“Sahara Debate” has hosted a score of public figures of several nationalities, who expressed support for Morocco’s position in Western Sahara and satisfaction with Morocco’s policy in favor of the local population in the southern regions.
Rabat – Former Malagasy Minister of Agriculture Ramanoelina Panja has joined a growing list of public figures that have publicly recognized Morocco’s sovereignty over Western Sahara in a virtual debate program.
Panja was the newest guest of “Sahara Debate,” an online talk show seeking to shed a spotlight on the Western Sahara regional conflict.
During the 18th episode of the show, Panja spoke in an eight minute video about the UN-led political process to resolve the Western Sahara conflict and Morocco’s diplomatic advancements throughout the years.
Panja, who is also a member of the Board of Directors of the Agence universitaire de la Francophonie (AUF), sought to raise awareness of the support the UN process has earned from the African Union.
He said the support is evident through the opening of diplomatic representations of several African countries in Laayoune and Dakhla.
Panja referenced Morocco’s peaceful approach to resolve the conflict since its onset, after the withdrawal of Spanish colonization from the region in 1975.
“The kingdom of Morocco has been determined to peacefully settle this dispute,” Panja said, recalling the Moroccan Autonomy Plan of 2007.
The Malagasy academic referenced Morocco’s proposal to grant the region significant autonomy within the framework of the sovereignty of Morocco. The proposal aims to reach a final solution to the decades-long dispute.
African Union support for the UN-led political process
During his online lecture, Panja spoke about the failed mediation intervention of the Organization of African Unity (OAU).

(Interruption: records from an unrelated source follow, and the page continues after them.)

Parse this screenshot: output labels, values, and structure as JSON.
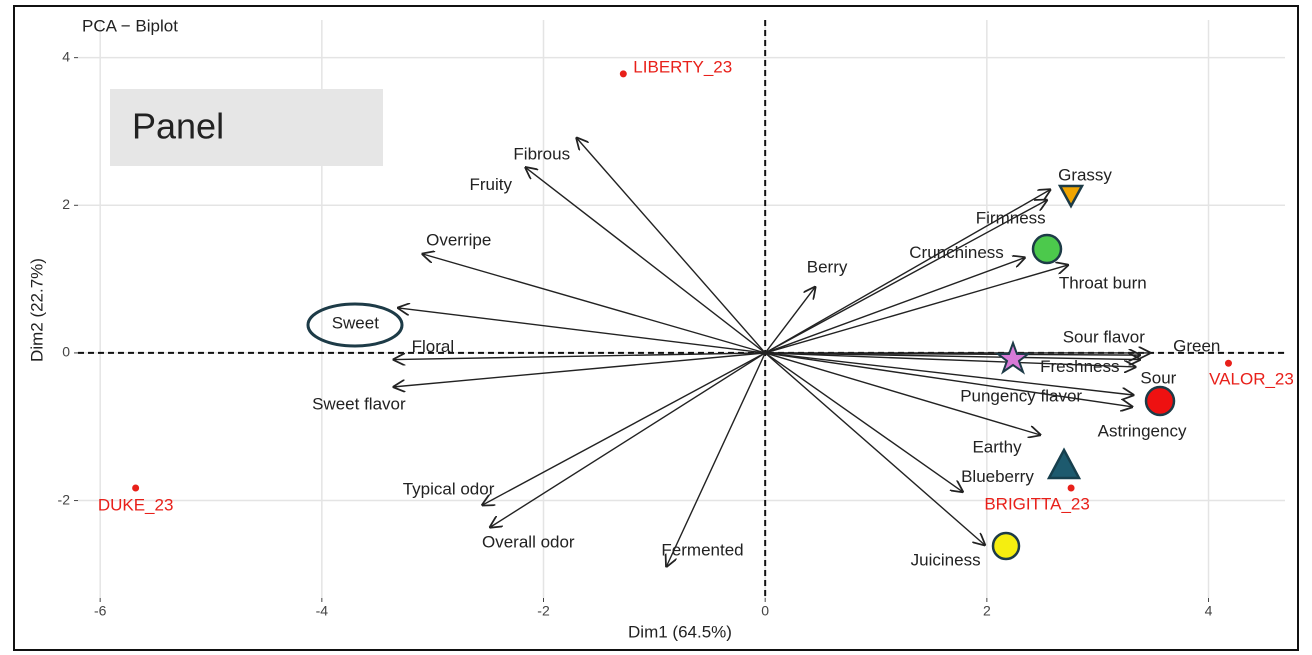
{
  "chart_data": {
    "type": "biplot",
    "title": "PCA − Biplot",
    "annotation": "Panel",
    "xlabel": "Dim1 (64.5%)",
    "ylabel": "Dim2 (22.7%)",
    "xlim": [
      -6.2,
      4.69
    ],
    "ylim": [
      -3.32,
      4.51
    ],
    "xticks": [
      -6,
      -4,
      -2,
      0,
      2,
      4
    ],
    "yticks": [
      -2,
      0,
      2,
      4
    ],
    "grid": true,
    "variables": {
      "color": "#222222",
      "names": [
        "Fibrous",
        "Fruity",
        "Overripe",
        "Sweet",
        "Floral",
        "Sweet flavor",
        "Typical odor",
        "Overall odor",
        "Fermented",
        "Berry",
        "Grassy",
        "Firmness",
        "Crunchiness",
        "Throat burn",
        "Sour flavor",
        "Green",
        "Freshness",
        "Sour",
        "Pungency flavor",
        "Astringency",
        "Earthy",
        "Blueberry",
        "Juiciness"
      ],
      "x": [
        -1.7,
        -2.16,
        -3.09,
        -3.31,
        -3.35,
        -3.35,
        -2.55,
        -2.48,
        -0.89,
        0.45,
        2.57,
        2.54,
        2.34,
        2.73,
        3.38,
        3.47,
        3.38,
        3.34,
        3.32,
        3.31,
        2.48,
        1.78,
        1.98
      ],
      "y": [
        2.91,
        2.51,
        1.34,
        0.61,
        -0.09,
        -0.46,
        -2.06,
        -2.36,
        -2.89,
        0.89,
        2.21,
        2.07,
        1.29,
        1.19,
        -0.03,
        0,
        -0.09,
        -0.19,
        -0.57,
        -0.73,
        -1.11,
        -1.88,
        -2.6
      ]
    },
    "individuals": {
      "color": "#e8201a",
      "names": [
        "LIBERTY_23",
        "DUKE_23",
        "VALOR_23",
        "BRIGITTA_23"
      ],
      "x": [
        -1.28,
        -5.68,
        4.18,
        2.76
      ],
      "y": [
        3.78,
        -1.83,
        -0.14,
        -1.83
      ]
    }
  }
}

This led to the initiation of the UN-led political process, which has garnered support from many African countries.
Panja then recalled the African Union’s July 2017 Decision 653 on Western Sahara.
The decision stipulates that the efforts of the African organization support those of the UN. It urges the pan-African organization and its bodies to ensure “appropriate support to the efforts of the UN Secretary-General” to reach an agreed upon and a mutually acceptable solution to end the conflict.
The decision nullified all of Polisario and Algeria’s attempts to involve the African Union, namely through a referendum, and the official hostility of some African countries in the conflict.
However, Algeria continues to express hostile vows to challenge Morocco’s territorial integrity and sovereignty over Western Sahara.
Morocco’s North African neighbor finances, supports, and hosts the Polisario Front and its militias in the Tindouf camps, where thousands of Sahrawis live under alleged dire conditions.
The Malagasy university professor said Decision 653 “reaffirms the exclusivity of the UN” to review the conflict and mediate between its parties to find a political solution.
In addition to the first AU decision, Panja also recalled the “important 693 decision” that the AU Assembly of Heads of State and Government adopted in 2018, expressing the commitment of the AU to the UN-led political process.
Growing support for Morocco’s position
In addition to the decisions adopted by the pan-African bodies, the Malagasy political figure recalled the Marrakech Ministerial Conference of March 2019. The conference marked the participation of 37 African countries from the five sub-regions of the continent and centered on AU support for the UN-led process regarding Western Sahara.
Less than a year later, in February 2020, AU Commission Chairperson Moussa Faki reiterated the African support for the UN-led political process.
Through recalling the AU and UN developments regarding the conflict, Panja sought to highlight the “growing evolution of support in Africa and in the world” in favor of Morocco’s position.
The former official said that more than 30 AU member states support Morocco’s territorial integrity and sovereignty over Western Sahara.
In addition to Panja, several other public figures from across the world have spoken on “Sahara Debate” about the nuances of the conflict, as well as the diplomatic wins Morocco has achieved at the international level with regards to the Western Sahara question.
On June 25, the show featured Firmin C. Kinzounza, one of the 10 experts in charge of the AU’s Recruitment and Selection System, speaking of Morocco’s development projects in Western Sahara.
The expert expressed satisfaction with Morocco’s development approach in favor of the region’s population in accordance with international law.
“It is this approach that the Kingdom of Morocco follows in its policy of valuing the natural resources of the Moroccan Sahara,” said the Congolese academic.